La meta: la intuición (I)

 

Ese exceso de emociones desubicadas 'que no corresponden en determinados momentos y lugares' no es sino el llamado de atención de esa parte de nosotros a la que Carl Jung llamó 'el niño interno', ese niño/a cuyo miedo mutó en enfado. Enfado que el narcisismo irresuelto decidió rentabilizar desde la tiranía emocional de las pasiones. A los pragmáticos habitantes del hemisferio norte les pasó lo contrario (mejor dicho, huyeron en dirección opuesta): el calcificante y pragmático intelecto. Y ahí estamos. Intelectuales contra emotivos enzarzados en una frenética danza sin tregua. La solución? Está claro que es el equilibrio entre los dos hemisferios cerebrales. El camino para lograrlo: exorcizar el miedo inoculado a vivir. Regresar a la 'escena del crimen'. (eso, claro está, si recuerdas/intuyes que hubo tal crimen y deseas aceptarlo)
–¿Y cómo conseguir el exorcismo?
–Buena pregunta, pequeño saltamontes. El mero hecho que te cuestiones eso ya es el primer paso en la senda de su consecución. Quiere decir que das por asumido que un exorcismo, es decir, una catarsis debe tener lugar. Una sacudida no para sojuzgar, incriminar, estigmatizar...) sino que saque A LA LUZ lo que ha estado oculto en la oscuridad. Meter el dedo en una llaga duele. De igual modo es desagradable meterse el dedo en la glotis para provocar un vómito. Pero ¿acaso no es más incómodo condenar a perpetuidad la sensación de náusea, provocada por la sustancia tóxica que el organismo necesita expulsar? Esa náusea no es sino el sufrimiento que la humanidad arrastra desde tiempos inmemoriales. Y la catarsis necesaria para la sanación es la teraapia de choque de la que inevitablemente nos hemos hecho acreedores a base de postergar las periódicas visitas y mantenimientos (exámenes de consciencia) mentales. Como esos criminales que se hastían de ser más inteligentes que sus perseguidores, cuando la mentira nunca ha sido cuestionada, ella misma se encarga de quitarse la máscara para buscar lo que persigue: ser reconocida. Aquí están los cuatro jinetes de los tiempos de la revelación, lo queramos ver o no, desatados y campando a sus anchas desprovistos de la corrección con la que antes iban ataviados. Una hipócrita corrección de la que el inconsciente colectivo se está desembarazando, como si de una fiebre contenida se tratara. Síntoma de que el fin del reinado de la mentira se ha agotado.

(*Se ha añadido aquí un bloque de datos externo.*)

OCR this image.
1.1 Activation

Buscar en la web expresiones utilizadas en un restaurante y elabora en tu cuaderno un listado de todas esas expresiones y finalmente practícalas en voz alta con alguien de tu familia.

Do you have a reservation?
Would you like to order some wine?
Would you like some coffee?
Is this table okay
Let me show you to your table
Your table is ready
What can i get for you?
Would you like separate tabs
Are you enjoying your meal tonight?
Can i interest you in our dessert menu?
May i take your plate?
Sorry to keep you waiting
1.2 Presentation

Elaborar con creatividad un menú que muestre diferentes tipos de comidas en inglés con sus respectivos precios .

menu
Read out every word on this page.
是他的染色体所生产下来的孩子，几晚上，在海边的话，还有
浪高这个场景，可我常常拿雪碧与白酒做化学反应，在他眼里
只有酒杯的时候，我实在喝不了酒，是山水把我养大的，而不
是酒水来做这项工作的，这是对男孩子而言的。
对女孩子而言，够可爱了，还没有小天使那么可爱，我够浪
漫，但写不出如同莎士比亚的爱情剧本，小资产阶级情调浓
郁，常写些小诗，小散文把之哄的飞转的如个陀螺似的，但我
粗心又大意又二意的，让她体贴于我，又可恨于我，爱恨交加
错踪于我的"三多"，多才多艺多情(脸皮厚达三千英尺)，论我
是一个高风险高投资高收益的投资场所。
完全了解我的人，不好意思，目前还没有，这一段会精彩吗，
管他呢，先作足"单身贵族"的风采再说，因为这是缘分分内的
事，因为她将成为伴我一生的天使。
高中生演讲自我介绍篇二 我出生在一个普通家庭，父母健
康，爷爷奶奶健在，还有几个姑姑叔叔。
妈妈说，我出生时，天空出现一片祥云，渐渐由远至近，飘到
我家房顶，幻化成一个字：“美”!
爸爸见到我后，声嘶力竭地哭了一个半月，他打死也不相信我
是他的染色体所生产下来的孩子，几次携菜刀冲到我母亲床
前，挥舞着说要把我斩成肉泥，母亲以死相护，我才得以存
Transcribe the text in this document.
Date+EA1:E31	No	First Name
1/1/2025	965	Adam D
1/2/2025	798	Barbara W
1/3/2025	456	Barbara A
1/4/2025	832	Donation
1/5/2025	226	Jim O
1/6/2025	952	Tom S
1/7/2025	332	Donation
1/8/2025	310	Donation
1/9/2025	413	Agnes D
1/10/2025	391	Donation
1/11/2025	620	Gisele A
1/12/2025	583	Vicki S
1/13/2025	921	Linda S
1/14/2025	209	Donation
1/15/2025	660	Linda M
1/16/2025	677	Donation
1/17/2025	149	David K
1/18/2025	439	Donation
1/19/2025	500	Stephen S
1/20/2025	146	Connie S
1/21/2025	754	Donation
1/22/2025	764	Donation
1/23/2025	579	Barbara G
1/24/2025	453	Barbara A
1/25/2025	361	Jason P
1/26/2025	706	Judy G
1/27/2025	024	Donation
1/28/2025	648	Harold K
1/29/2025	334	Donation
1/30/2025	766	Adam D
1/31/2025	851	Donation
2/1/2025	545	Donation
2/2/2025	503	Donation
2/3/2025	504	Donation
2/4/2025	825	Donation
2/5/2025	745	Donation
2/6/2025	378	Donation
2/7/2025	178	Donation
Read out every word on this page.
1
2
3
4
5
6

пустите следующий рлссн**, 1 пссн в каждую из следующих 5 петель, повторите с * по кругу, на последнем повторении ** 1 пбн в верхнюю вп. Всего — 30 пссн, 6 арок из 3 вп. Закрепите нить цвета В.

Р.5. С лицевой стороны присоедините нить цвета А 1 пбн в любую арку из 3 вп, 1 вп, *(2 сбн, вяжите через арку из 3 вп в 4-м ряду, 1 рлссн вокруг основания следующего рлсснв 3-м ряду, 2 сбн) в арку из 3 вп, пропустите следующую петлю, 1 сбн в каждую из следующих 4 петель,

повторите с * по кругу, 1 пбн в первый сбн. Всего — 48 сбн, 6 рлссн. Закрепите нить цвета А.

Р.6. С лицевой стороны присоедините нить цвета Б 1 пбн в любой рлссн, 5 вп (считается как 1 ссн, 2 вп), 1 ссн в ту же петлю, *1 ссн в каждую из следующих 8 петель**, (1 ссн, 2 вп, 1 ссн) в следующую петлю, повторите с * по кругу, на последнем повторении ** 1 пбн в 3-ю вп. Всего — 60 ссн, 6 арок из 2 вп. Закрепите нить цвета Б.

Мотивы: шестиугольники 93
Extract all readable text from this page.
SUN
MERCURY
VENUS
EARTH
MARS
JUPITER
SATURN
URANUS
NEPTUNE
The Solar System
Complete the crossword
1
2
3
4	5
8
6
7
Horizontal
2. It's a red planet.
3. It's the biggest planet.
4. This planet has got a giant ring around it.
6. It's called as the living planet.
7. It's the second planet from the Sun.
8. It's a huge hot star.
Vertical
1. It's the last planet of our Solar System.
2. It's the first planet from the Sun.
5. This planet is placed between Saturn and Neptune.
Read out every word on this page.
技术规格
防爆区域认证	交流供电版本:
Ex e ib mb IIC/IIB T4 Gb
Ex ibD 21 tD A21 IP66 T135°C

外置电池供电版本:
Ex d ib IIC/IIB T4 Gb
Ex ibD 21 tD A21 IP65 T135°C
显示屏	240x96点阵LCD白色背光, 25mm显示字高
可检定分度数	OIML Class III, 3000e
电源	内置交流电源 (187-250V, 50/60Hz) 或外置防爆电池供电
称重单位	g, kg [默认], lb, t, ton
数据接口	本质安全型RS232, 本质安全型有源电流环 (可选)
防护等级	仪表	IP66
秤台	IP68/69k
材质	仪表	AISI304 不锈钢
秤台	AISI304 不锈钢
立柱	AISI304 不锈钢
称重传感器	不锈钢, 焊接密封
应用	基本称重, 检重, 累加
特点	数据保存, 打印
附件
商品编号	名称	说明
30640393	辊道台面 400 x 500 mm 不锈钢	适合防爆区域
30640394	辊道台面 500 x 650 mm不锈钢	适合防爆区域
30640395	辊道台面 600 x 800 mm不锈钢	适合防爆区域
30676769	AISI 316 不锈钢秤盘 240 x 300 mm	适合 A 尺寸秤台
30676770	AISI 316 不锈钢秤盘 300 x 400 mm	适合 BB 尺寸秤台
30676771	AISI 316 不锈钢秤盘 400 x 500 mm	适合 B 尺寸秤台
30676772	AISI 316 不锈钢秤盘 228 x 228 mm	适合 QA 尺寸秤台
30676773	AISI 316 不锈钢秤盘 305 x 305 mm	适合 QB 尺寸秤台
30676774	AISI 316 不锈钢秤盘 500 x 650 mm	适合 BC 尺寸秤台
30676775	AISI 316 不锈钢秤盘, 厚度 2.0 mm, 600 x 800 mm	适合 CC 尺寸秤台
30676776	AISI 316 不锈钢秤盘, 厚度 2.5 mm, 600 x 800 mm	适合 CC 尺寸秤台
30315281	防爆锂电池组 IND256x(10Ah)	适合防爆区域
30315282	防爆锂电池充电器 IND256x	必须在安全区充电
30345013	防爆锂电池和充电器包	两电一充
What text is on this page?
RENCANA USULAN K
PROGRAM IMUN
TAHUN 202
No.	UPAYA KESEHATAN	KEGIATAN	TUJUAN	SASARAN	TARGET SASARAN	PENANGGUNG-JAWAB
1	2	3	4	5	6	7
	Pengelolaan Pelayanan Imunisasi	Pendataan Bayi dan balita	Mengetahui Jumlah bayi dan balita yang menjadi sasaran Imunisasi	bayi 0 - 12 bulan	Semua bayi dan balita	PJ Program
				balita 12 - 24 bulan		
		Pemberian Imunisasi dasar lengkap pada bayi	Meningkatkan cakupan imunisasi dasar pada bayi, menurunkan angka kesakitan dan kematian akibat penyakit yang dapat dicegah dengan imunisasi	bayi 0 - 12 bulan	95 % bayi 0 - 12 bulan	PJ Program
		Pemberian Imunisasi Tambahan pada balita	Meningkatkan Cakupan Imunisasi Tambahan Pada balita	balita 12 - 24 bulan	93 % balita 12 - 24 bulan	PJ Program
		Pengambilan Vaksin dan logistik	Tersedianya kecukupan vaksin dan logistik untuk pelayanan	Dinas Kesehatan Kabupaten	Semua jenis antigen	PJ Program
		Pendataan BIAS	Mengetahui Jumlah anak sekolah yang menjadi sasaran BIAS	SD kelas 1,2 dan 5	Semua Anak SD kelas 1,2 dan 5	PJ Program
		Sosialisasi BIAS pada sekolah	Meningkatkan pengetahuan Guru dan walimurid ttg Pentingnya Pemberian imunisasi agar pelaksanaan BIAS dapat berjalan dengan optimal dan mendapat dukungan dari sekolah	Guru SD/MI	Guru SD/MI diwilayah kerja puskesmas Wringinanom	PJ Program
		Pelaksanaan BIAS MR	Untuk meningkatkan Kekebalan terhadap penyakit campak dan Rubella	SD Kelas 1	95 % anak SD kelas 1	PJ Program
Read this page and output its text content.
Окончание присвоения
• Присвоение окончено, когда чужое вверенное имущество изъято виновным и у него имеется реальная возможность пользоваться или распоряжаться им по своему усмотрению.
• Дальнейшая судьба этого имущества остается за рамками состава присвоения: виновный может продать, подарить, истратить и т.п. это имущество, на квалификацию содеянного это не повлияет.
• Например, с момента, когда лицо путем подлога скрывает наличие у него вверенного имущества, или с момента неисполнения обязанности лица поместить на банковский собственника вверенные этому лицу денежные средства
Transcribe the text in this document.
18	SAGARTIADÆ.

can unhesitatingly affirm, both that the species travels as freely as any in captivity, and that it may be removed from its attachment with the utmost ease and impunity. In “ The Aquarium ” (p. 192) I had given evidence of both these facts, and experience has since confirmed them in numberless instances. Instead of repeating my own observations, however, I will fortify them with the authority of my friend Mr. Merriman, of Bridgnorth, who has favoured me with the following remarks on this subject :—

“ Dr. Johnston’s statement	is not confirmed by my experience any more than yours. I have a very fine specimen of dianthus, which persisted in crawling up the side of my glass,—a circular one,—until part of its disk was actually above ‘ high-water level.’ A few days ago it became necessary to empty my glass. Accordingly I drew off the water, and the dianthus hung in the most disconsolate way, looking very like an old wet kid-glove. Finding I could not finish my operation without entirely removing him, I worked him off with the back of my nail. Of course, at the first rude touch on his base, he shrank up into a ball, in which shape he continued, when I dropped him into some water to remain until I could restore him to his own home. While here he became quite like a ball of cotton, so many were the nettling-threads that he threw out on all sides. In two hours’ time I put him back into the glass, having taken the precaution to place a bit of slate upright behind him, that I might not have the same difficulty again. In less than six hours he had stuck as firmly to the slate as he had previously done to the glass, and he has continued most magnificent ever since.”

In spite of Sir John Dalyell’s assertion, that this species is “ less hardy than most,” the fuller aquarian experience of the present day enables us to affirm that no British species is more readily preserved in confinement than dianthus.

Estamos siendo ayudados desde instancias de calado más vasto del que podamos imaginar desde la miníscula óptica de nuestras atrofiadas mentes. La ayuda está. La única responsabilidad que nos atañe radica en tomar las riendas de nuestras mentes. Y para eso hay que desalojar al único intruso capaz de generar toda la confusión en la que estamos sumidos, el acomodado invasor que mantiene okupada la sagrada cabina de mando la herramienta desde donde se opera con discernimiento. Y este okupa es el ego, el pretencioso y narcisista ego, la suma de nuestros pequeños yoes, nuestras personalidades. Su ocaso está teniendo lugar ahora. No tenía por qué ser de este modo, pero está visto que tenemos afición por las transiciones precipitadas.